The final appearance of a Delta rocket 63 years after the first variant’s maiden flight was an emotional milestone for the managers, engineers and technicians who assembled and launched the last member of the family.

“Launching the last Delta 4 is bittersweet for me,” Col. Eric Zarybnisky, director of NRO’s Office of Space Launch, said in a statement. “I was part of the team that launched the first Delta 4 for the NRO. Since that time, the Delta 4 has put amazing capability on orbit for this nation.”

Tory Bruno, president and CEO of United Launch Alliance, also called the flight a “bittersweet” moment as the company continues its transition to next-generation Vulcan rockets, phasing out its more expensive Delta and Atlas families.

“Soon, Vulcan will pick up that mantle and we’re going to retire this venerable rocket that has made so much important work for our country,” he said after launch in a pre-recorded video.

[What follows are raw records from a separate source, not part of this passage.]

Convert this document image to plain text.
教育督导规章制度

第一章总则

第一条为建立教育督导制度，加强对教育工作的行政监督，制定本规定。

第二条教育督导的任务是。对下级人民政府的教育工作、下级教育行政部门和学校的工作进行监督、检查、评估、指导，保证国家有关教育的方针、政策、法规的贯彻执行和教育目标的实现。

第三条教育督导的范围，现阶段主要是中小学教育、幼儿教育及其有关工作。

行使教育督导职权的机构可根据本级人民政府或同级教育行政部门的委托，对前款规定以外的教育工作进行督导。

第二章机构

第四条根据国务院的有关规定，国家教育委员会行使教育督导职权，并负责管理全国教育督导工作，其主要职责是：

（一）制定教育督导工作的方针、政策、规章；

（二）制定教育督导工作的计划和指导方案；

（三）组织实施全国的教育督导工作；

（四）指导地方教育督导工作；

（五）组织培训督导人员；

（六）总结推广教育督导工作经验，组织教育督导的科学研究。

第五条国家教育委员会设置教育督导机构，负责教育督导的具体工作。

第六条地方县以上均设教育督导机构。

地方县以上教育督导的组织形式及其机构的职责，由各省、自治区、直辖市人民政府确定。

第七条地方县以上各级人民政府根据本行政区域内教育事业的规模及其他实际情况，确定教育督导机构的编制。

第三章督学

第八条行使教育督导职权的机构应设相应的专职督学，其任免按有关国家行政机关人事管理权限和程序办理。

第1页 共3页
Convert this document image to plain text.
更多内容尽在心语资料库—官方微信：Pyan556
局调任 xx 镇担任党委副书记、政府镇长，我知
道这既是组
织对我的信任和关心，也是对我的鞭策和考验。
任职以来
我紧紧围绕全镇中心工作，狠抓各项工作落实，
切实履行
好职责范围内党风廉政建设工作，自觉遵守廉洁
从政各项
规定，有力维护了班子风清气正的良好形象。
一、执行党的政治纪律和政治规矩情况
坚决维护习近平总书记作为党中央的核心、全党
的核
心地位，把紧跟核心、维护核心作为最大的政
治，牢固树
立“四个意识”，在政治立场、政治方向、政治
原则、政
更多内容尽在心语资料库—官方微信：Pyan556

“I want to thank everyone who has been involved with the Delta 4 Heavy. We have many employees who were here for the very first Delta 4 launch who are still here now for the last Delta 4 launch to send off this great vehicle into its well-earned retirement.”

He told reporters earlier that closing out the Delta line “is obviously the future, moving to Vulcan, a less-expensive, higher-performance rocket. But still sad.”

The single-core Delta 4 and triple-core Heavy were expensive, with some versions of the Heavy reportedly selling for more than $300 million each. While capable of putting high-priority military payloads into complex, hard to reach orbits, the program wasn’t considered sustainable in an era of smaller, more numerous satellites and lower-cost boosters from SpaceX.

The Delta family of stages and rockets had its roots in the early space program, first serving in the nation’s fleet of intermediate-range ballistic missiles and evolving through multiple versions used to put military, NASA and civilian payloads into orbit.

The now-retired Delta 2 debuted in 1990, putting the first Global Positioning System satellites into orbit and sending multiple planetary probes into deep space, including Messenger to Mercury, multiple Mars orbiters, the Pathfinder, Spirit and Opportunity Mars rovers, the Spitzer Space Telescope and many more.

The single-core Delta 4 first flew in 2002 with the first Heavy following two years later. The single-core version flew the program’s final flight in 2019. Tuesday’s launch was the 45th flight of a Delta 4 and the 16th and final Delta 4 Heavy.

“We’re very excited to come in with Vulcan and fly these missions, but at the same time, we love this rocket,” Bruno said of the Delta family.

“Delta has been around in one form or another for 60 years,” he added. “It just has a storied legacy, and it has done great things for our nation. We’re very proud to have been a part of that, and even though Vulcan is the future, I’m personally sad to see it go.”